How does one obtain these funds and what is expected? There are many human rights activities in Malaysia that are apolitical. Many societies struggle to help the poor, to educate, to treat etc. Do they not deserve some sort of help? Did they get any help?
What does it take to get the attention of the Open Society Foundation operated by Soros? Or are these funds only valid for anti-government activities?
George Soros is not exactly viewed as a saint. In 2002 Soros was fined 2.2 Million euros by the French government for insider trading. He appealed to overturn the decision but was unsuccessful. In 2006 the French Court of Cassation upheld the earlier judgment and rejected his appeal.
In other words, Soros tried to make profit through illegal means.
In 1992, in an event known as “Black Wednesday”, Soros made money betting against the Bank of England. According to Forbes magazine, he gained an estimated US$1.5 billion. He is known to have made profits from countries in “tight” situations.
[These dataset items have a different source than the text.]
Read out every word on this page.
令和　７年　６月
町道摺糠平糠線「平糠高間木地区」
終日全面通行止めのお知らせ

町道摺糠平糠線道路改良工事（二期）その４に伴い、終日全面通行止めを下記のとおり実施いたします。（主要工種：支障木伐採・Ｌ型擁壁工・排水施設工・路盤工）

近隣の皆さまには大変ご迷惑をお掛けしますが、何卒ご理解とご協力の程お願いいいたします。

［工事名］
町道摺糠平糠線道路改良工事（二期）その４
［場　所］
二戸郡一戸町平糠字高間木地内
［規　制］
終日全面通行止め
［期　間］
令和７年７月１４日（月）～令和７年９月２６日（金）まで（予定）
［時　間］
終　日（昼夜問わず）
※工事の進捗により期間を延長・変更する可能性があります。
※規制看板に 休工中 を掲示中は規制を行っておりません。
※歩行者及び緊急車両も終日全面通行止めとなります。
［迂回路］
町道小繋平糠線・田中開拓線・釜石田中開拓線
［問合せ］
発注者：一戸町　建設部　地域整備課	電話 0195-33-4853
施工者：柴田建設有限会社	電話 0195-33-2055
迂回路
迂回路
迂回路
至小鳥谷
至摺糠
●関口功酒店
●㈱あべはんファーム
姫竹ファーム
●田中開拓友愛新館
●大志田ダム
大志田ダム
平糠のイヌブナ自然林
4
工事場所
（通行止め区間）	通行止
Basically Soros takes advantage of countries that are in bad financial conditions. He continued this method of making money up until his retirement in 2011. He damaged many countries in the process, and one of them is ours.
His act of philanthropy could very well be a way of wiping away his guilt. Would it be ethical to take money from someone who has done so much? Taking handouts from a person like Soros would be akin to naming drug lords as saints. If taking money from such a person can be justified, then we have to remember that taking money from anyone can be justified. Pablo Escobar perhaps?
Outwardly it is the same people who made and still make a lot of noise at the hint of corruption or misuse of funds. The question is what did they do with theirs?
Rehan Ahmad bin Jamaluddin Ahmad is an FMT reader.